There are several potential weaknesses of this study. First, when measuring the compartment ratios and convexity and concavity, subchondral bone was utilized rather than articular cartilage because CT scans were used in this analysis. Second, the study includes more males than females, reducing available power to detect statistically significant differences in the female group.

Finally, the study’s retrospective nature induces bias concerning the definition of the chronicity of meniscus lesions. It is possible that some meniscus tears pre-existed the ACL and also possible that some meniscus injuries occurred following ACL injury while the patient was ACL-deficient. It is also possible that some meniscus lesions healed prior to treatment of the ACL. Patients with a delay between trauma and surgery of more than 6 months were not included to minimize the existence of later meniscal injury.
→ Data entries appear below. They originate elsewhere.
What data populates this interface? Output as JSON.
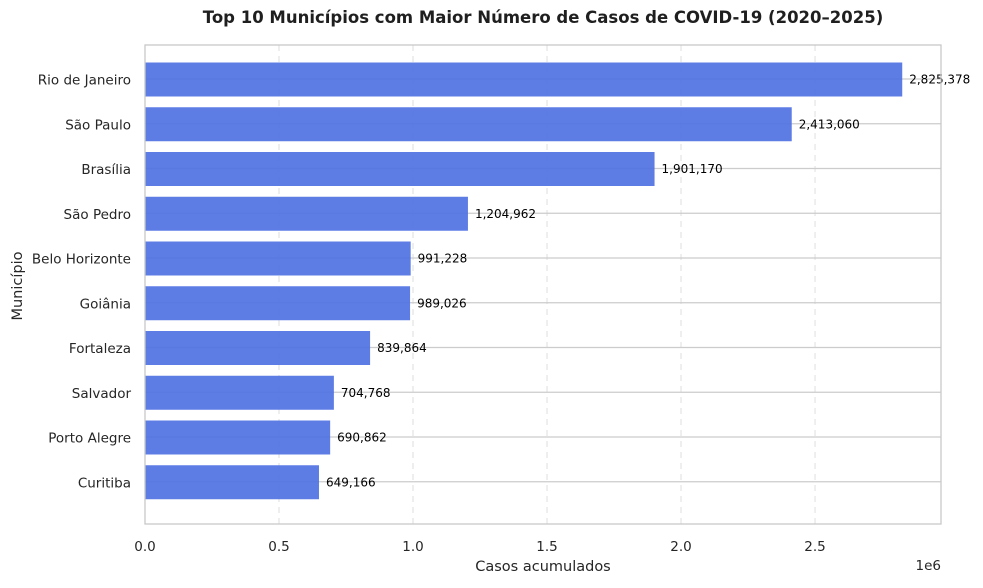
{
  "chart_data": {
    "type": "bar",
    "orientation": "horizontal",
    "title": "Top 10 Municípios com Maior Número de Casos de COVID-19 (2020–2025)",
    "xlabel": "Casos acumulados",
    "ylabel": "Município",
    "x_offset_label": "1e6",
    "categories": [
      "Rio de Janeiro",
      "São Paulo",
      "Brasília",
      "São Pedro",
      "Belo Horizonte",
      "Goiânia",
      "Fortaleza",
      "Salvador",
      "Porto Alegre",
      "Curitiba"
    ],
    "values": [
      2825378,
      2413060,
      1901170,
      1204962,
      991228,
      989026,
      839864,
      704768,
      690862,
      649166
    ],
    "value_labels": [
      "2,825,378",
      "2,413,060",
      "1,901,170",
      "1,204,962",
      "991,228",
      "989,026",
      "839,864",
      "704,768",
      "690,862",
      "649,166"
    ],
    "x_ticks": [
      "0.0",
      "0.5",
      "1.0",
      "1.5",
      "2.0",
      "2.5"
    ],
    "x_tick_values": [
      0,
      500000,
      1000000,
      1500000,
      2000000,
      2500000
    ],
    "xlim": [
      0,
      2970000
    ],
    "bar_color": "#4f72e3",
    "grid": true
  }
}
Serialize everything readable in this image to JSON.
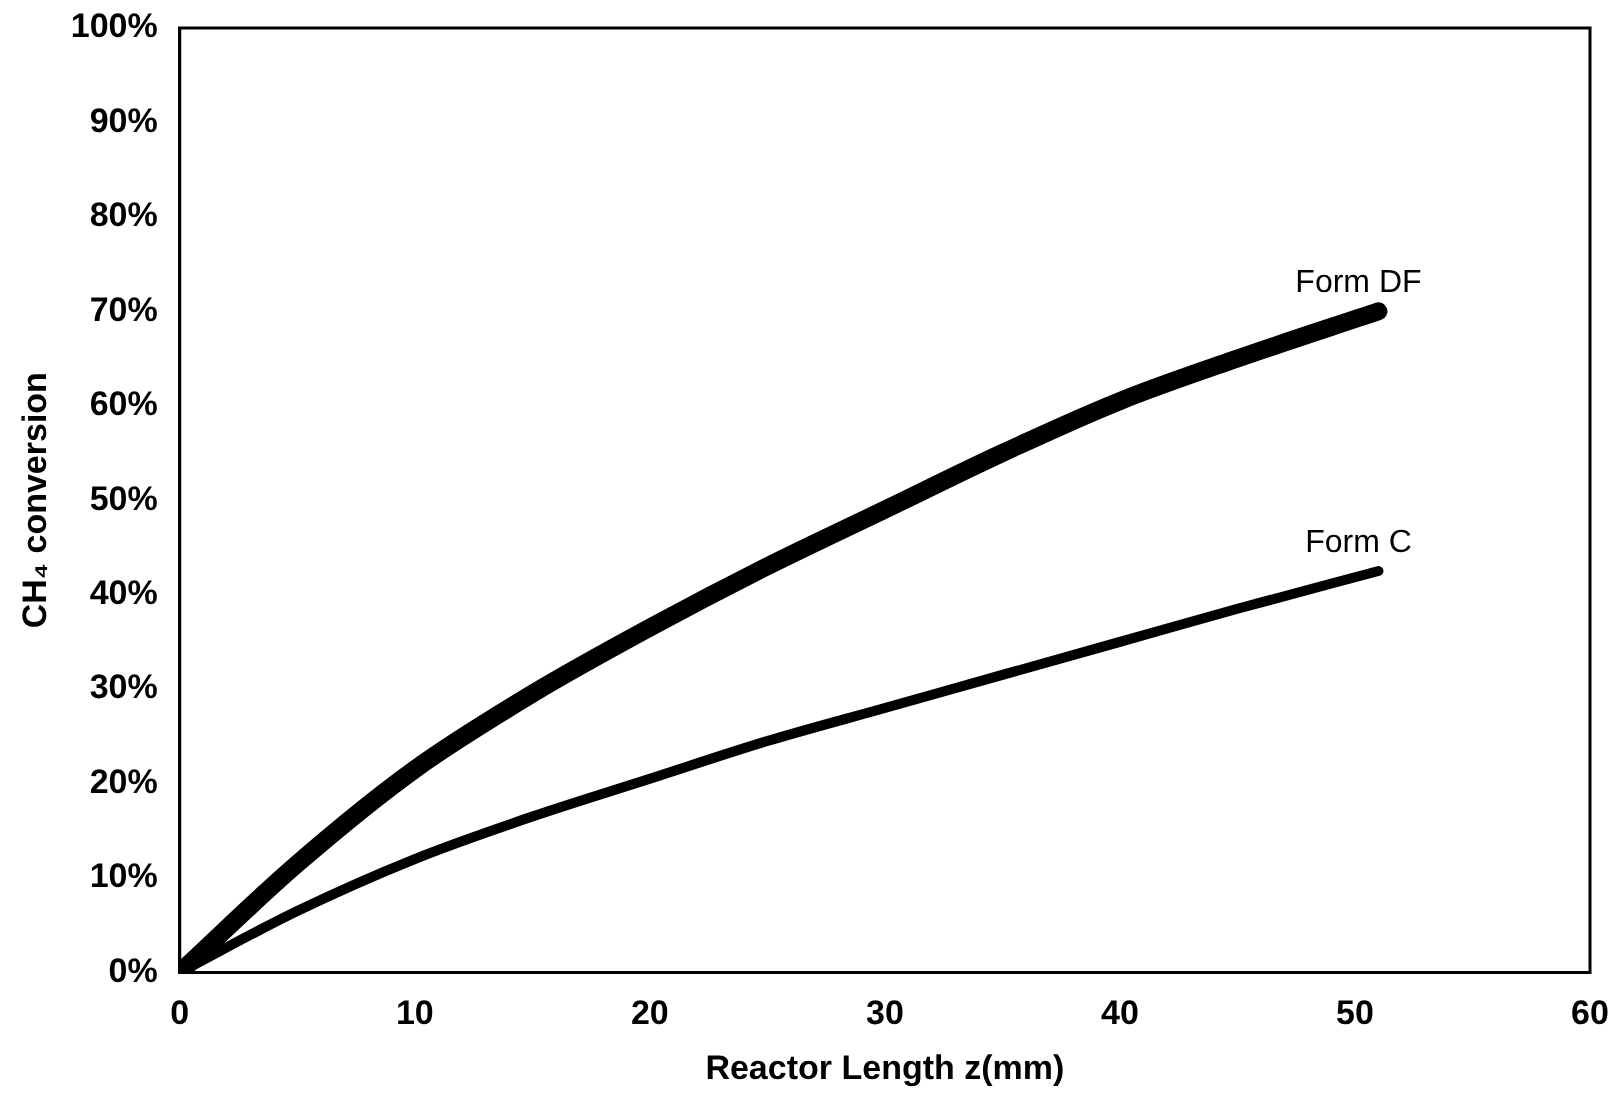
{
  "chart_data": {
    "type": "line",
    "xlabel": "Reactor Length z(mm)",
    "ylabel": "CH₄ conversion",
    "xlim": [
      0,
      60
    ],
    "xticks": [
      0,
      10,
      20,
      30,
      40,
      50,
      60
    ],
    "ylim": [
      0,
      100
    ],
    "yticks": [
      {
        "value": 0,
        "label": "0%"
      },
      {
        "value": 10,
        "label": "10%"
      },
      {
        "value": 20,
        "label": "20%"
      },
      {
        "value": 30,
        "label": "30%"
      },
      {
        "value": 40,
        "label": "40%"
      },
      {
        "value": 50,
        "label": "50%"
      },
      {
        "value": 60,
        "label": "60%"
      },
      {
        "value": 70,
        "label": "70%"
      },
      {
        "value": 80,
        "label": "80%"
      },
      {
        "value": 90,
        "label": "90%"
      },
      {
        "value": 100,
        "label": "100%"
      }
    ],
    "grid": false,
    "legend": false,
    "marker": "none",
    "line_style": "solid",
    "series": [
      {
        "name": "Form DF",
        "color": "#000000",
        "x": [
          0,
          5,
          10,
          15,
          20,
          25,
          30,
          35,
          40,
          45,
          51
        ],
        "values": [
          0,
          11.5,
          21.5,
          29.5,
          36.5,
          43,
          49,
          55,
          60.5,
          65,
          70
        ]
      },
      {
        "name": "Form C",
        "color": "#000000",
        "x": [
          0,
          5,
          10,
          15,
          20,
          25,
          30,
          35,
          40,
          45,
          51
        ],
        "values": [
          0,
          6.5,
          12,
          16.5,
          20.5,
          24.5,
          28,
          31.5,
          35,
          38.5,
          42.5
        ]
      }
    ]
  }
}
Some studies have demonstrated the risk of second meniscal tear or degenerative tear due to chronic instability after ACL rupture is quite high 1 year following injury [32,33,34].

Despite these limitations, the current study shows that a sagittal femoral-tibial discrepancy is a risk factor of meniscal lesions associated with ACL rupture in the corresponding compartment. The lateral compartment in the male population appears to be the most at risk, associated with an increased lateral tibial convexity.

Conclusions

A greater anteroposterior length of the medial/lateral femoral condyle relative to the medial/lateral tibial plateau is associated with an increased risk of meniscus lesions in association with acute ACL rupture, especially for lateral meniscal injury in male patients.